Travis: *breaks out into song* Oh Lord it's hard to be humble, when you're perfect in every way. I can't wait to look in the mirror, cause I get better looking each day!

And if you could just hear him sing, you'd be laughing as hard as I did. The way he sings.... He's pretty good, it's just he does it so soulfully and dramatically. I guess you just have to be there...

These are a very select few of the things that went on this week. I laughed so hard... You just have to love them, all three of them. They're coming back in two weeks and I can't wait for another round of it. I'll take notes this time. ;D

Poor Wyatt (my horse) is probably really tired... I rode him 6 days in a row! Oh, well, it was good for him, he's too fat and lazy anyhow. I was unloading him out of the trailer and he was being reluctant and pinning his ears at the horse in front of him so I said, "Oh, come on you hard-headed dummy." Dave was right next to me and says, "Talking to yourself again, Sugar?"

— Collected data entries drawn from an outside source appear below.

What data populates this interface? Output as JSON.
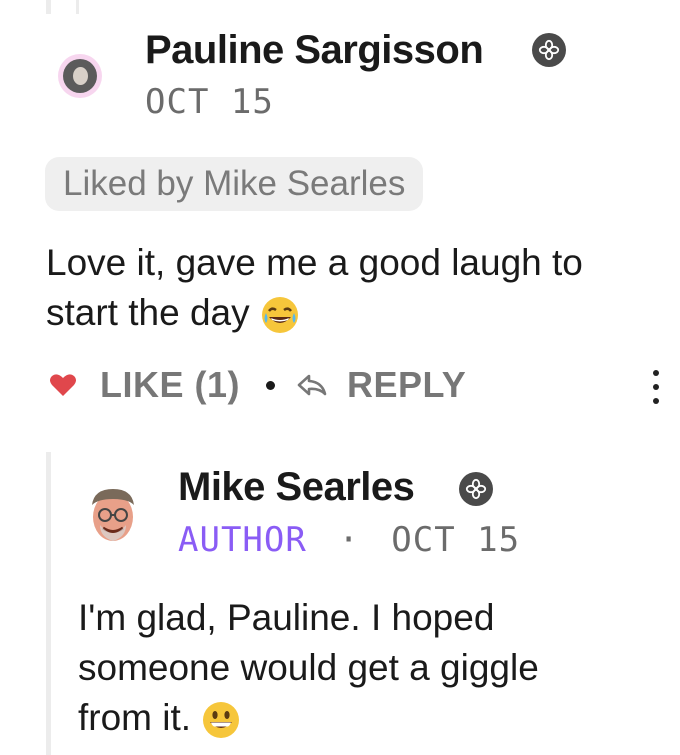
{
  "comment": {
    "author": "Pauline Sargisson",
    "date": "OCT 15",
    "liked_by": "Liked by Mike Searles",
    "text": "Love it, gave me a good laugh to start the day",
    "text_line1": "Love it, gave me a good laugh to",
    "text_line2": "start the day",
    "like_label": "LIKE (1)",
    "reply_label": "REPLY",
    "badge_icon": "flower-badge-icon"
  },
  "reply": {
    "author": "Mike Searles",
    "role": "AUTHOR",
    "separator": "·",
    "date": "OCT 15",
    "text_line1": "I'm glad, Pauline. I hoped",
    "text_line2": "someone would get a giggle",
    "text_line3": "from it.",
    "badge_icon": "flower-badge-icon"
  },
  "colors": {
    "heart": "#e0474c",
    "author_role": "#8a5cf5",
    "pill_bg": "#efefef",
    "muted": "#777777"
  }
}
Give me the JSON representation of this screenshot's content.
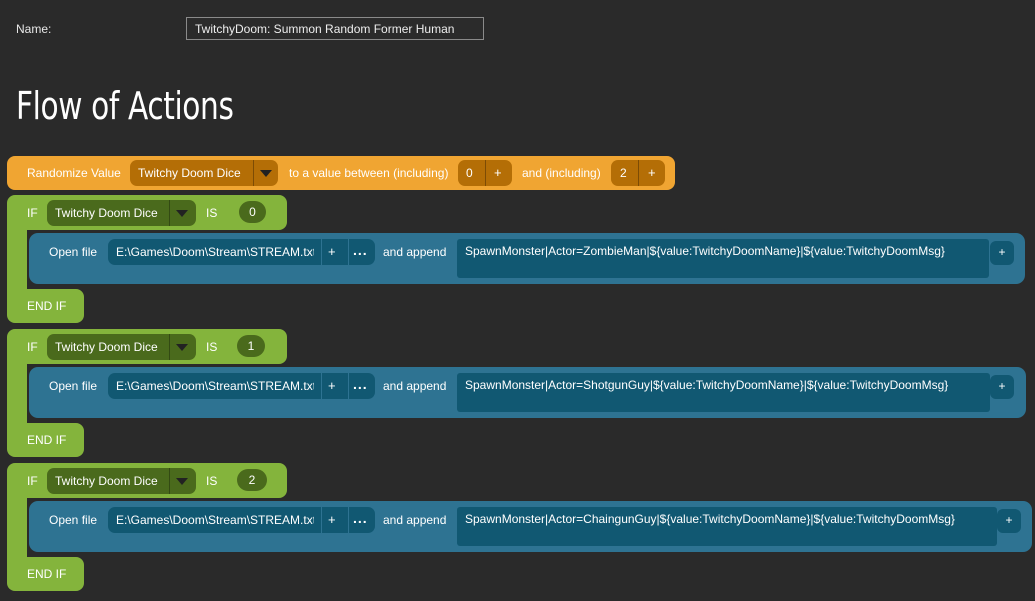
{
  "header": {
    "name_label": "Name:",
    "name_value": "TwitchyDoom: Summon Random Former Human",
    "section_title": "Flow of Actions"
  },
  "randomize": {
    "label": "Randomize Value",
    "variable": "Twitchy Doom Dice",
    "between_label": "to a value between (including)",
    "min": "0",
    "and_label": "and (including)",
    "max": "2",
    "plus": "+"
  },
  "if_blocks": [
    {
      "if_label": "IF",
      "variable": "Twitchy Doom Dice",
      "is_label": "IS",
      "value": "0",
      "open_label": "Open file",
      "file_path": "E:\\Games\\Doom\\Stream\\STREAM.txt",
      "plus": "+",
      "more": "...",
      "append_label": "and append",
      "append_text": "SpawnMonster|Actor=ZombieMan|${value:TwitchyDoomName}|${value:TwitchyDoomMsg}",
      "append_plus": "+",
      "end_label": "END IF"
    },
    {
      "if_label": "IF",
      "variable": "Twitchy Doom Dice",
      "is_label": "IS",
      "value": "1",
      "open_label": "Open file",
      "file_path": "E:\\Games\\Doom\\Stream\\STREAM.txt",
      "plus": "+",
      "more": "...",
      "append_label": "and append",
      "append_text": "SpawnMonster|Actor=ShotgunGuy|${value:TwitchyDoomName}|${value:TwitchyDoomMsg}",
      "append_plus": "+",
      "end_label": "END IF"
    },
    {
      "if_label": "IF",
      "variable": "Twitchy Doom Dice",
      "is_label": "IS",
      "value": "2",
      "open_label": "Open file",
      "file_path": "E:\\Games\\Doom\\Stream\\STREAM.txt",
      "plus": "+",
      "more": "...",
      "append_label": "and append",
      "append_text": "SpawnMonster|Actor=ChaingunGuy|${value:TwitchyDoomName}|${value:TwitchyDoomMsg}",
      "append_plus": "+",
      "end_label": "END IF"
    }
  ],
  "colors": {
    "background": "#2a2a2a",
    "randomize_block": "#f0a532",
    "if_block": "#84b43c",
    "action_block": "#2e7392",
    "action_field": "#115872"
  }
}
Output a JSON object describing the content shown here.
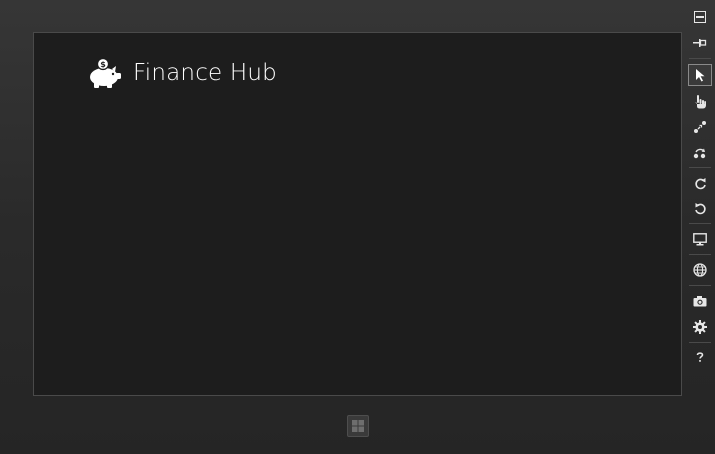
{
  "app": {
    "title": "Finance Hub",
    "logo_icon": "piggy-bank-icon"
  },
  "simulator_toolbar": {
    "buttons": [
      {
        "id": "minimize",
        "icon": "minimize-icon"
      },
      {
        "id": "always-on-top",
        "icon": "pin-icon"
      },
      {
        "id": "mouse-mode",
        "icon": "cursor-icon",
        "selected": true
      },
      {
        "id": "touch-mode",
        "icon": "hand-icon"
      },
      {
        "id": "pinch-zoom",
        "icon": "pinch-icon"
      },
      {
        "id": "rotation-touch",
        "icon": "rotate-touch-icon"
      },
      {
        "id": "rotate-clockwise",
        "icon": "rotate-cw-icon"
      },
      {
        "id": "rotate-counterclockwise",
        "icon": "rotate-ccw-icon"
      },
      {
        "id": "change-resolution",
        "icon": "monitor-icon"
      },
      {
        "id": "set-location",
        "icon": "globe-icon"
      },
      {
        "id": "copy-screenshot",
        "icon": "camera-icon"
      },
      {
        "id": "screenshot-settings",
        "icon": "gear-icon"
      },
      {
        "id": "help",
        "icon": "help-icon"
      }
    ]
  },
  "device": {
    "home_icon": "windows-logo-icon"
  },
  "colors": {
    "screen_bg": "#1d1d1d",
    "bezel": "#2e2e2e",
    "text": "#ffffff",
    "icon": "#e6e6e6"
  }
}
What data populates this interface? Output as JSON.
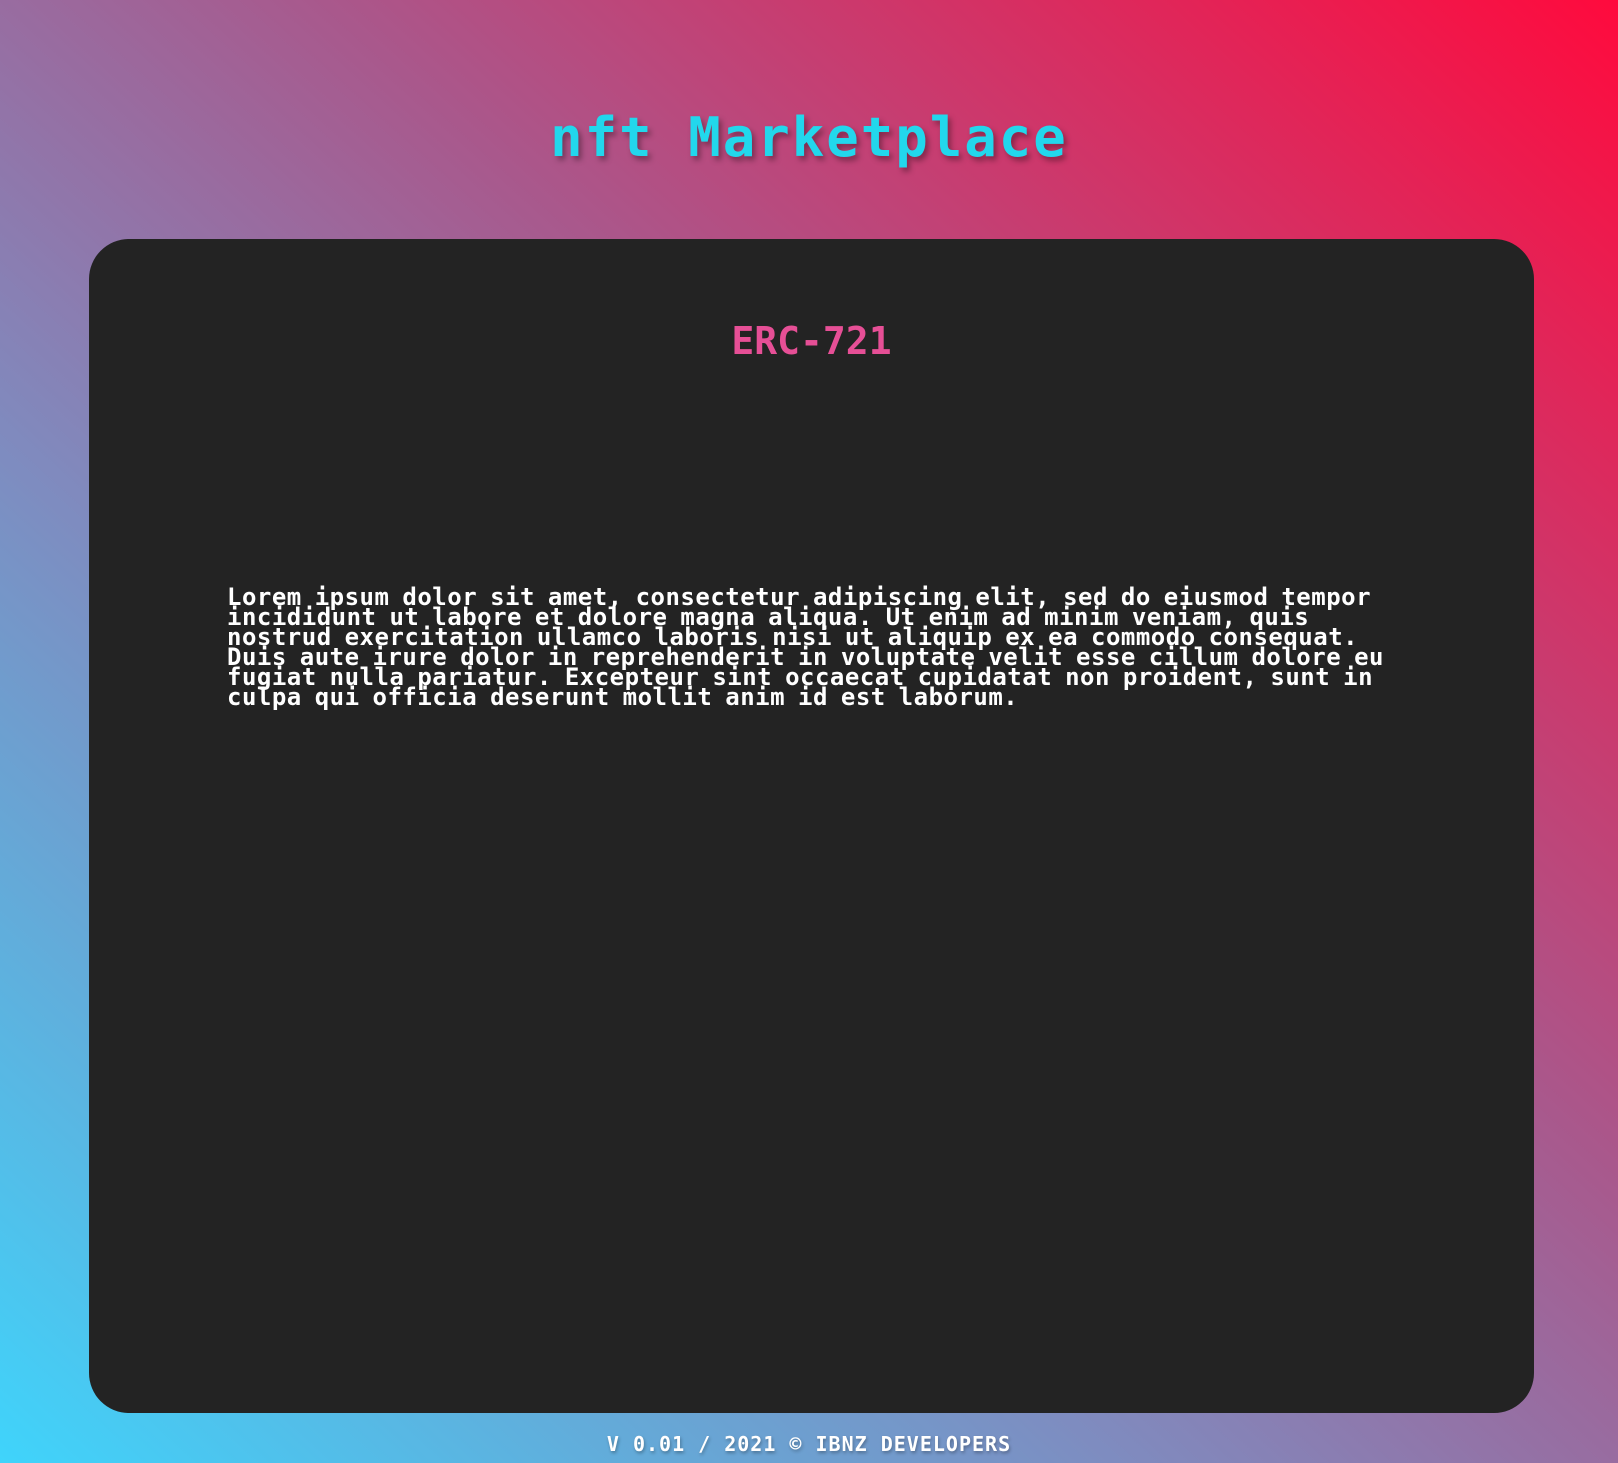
{
  "header": {
    "title": "nft Marketplace"
  },
  "card": {
    "title": "ERC-721",
    "body": "Lorem ipsum dolor sit amet, consectetur adipiscing elit, sed do eiusmod tempor incididunt ut labore et dolore magna aliqua. Ut enim ad minim veniam, quis nostrud exercitation ullamco laboris nisi ut aliquip ex ea commodo consequat. Duis aute irure dolor in reprehenderit in voluptate velit esse cillum dolore eu fugiat nulla pariatur. Excepteur sint occaecat cupidatat non proident, sunt in culpa qui officia deserunt mollit anim id est laborum."
  },
  "footer": {
    "text": "V 0.01 / 2021 © IBNZ DEVELOPERS"
  },
  "colors": {
    "title": "#22d7ec",
    "card_background": "#232323",
    "card_title": "#e64f96",
    "body_text": "#ffffff",
    "gradient_start": "#3fd4fb",
    "gradient_end": "#ff0a3d"
  }
}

Some of this may not be funny to you, but it's 10 times more hilarious in real life. Really. I would not trade my life for anything, not anything at all. I had the best time this week, just love these guys.

I'll leave you on one more note. Clint is also pretty funny, but I wasn't really working with him this week, wasn't on the same drives and all. But here is a story he told at dinner time. He said they had a neighbor down the road when he was a kid who had a pet raccoon. He said this raccoon loved sleeping in the dirty laundry basket in the bathroom, kind of in front of the toilet. And it would pull the lid on top of itself and always sleep there. Well, the neigbor had his sister-in-law over one time, and while she was sitting on the pot, this little raccoon lifts up the lid, and pokes his little head out. He said the sister in law screamed bloody murder and went running through the house, pants between her legs, racoon on her heels.

Oh, what a sight that would have been to see.

Oh, and by the way. This is only one story. There are many more. Oh, so many more.

Some of them probably not exactly appropriate.

1 comment:

Sara said...

Oh dang, sounds like ya'll had a blast!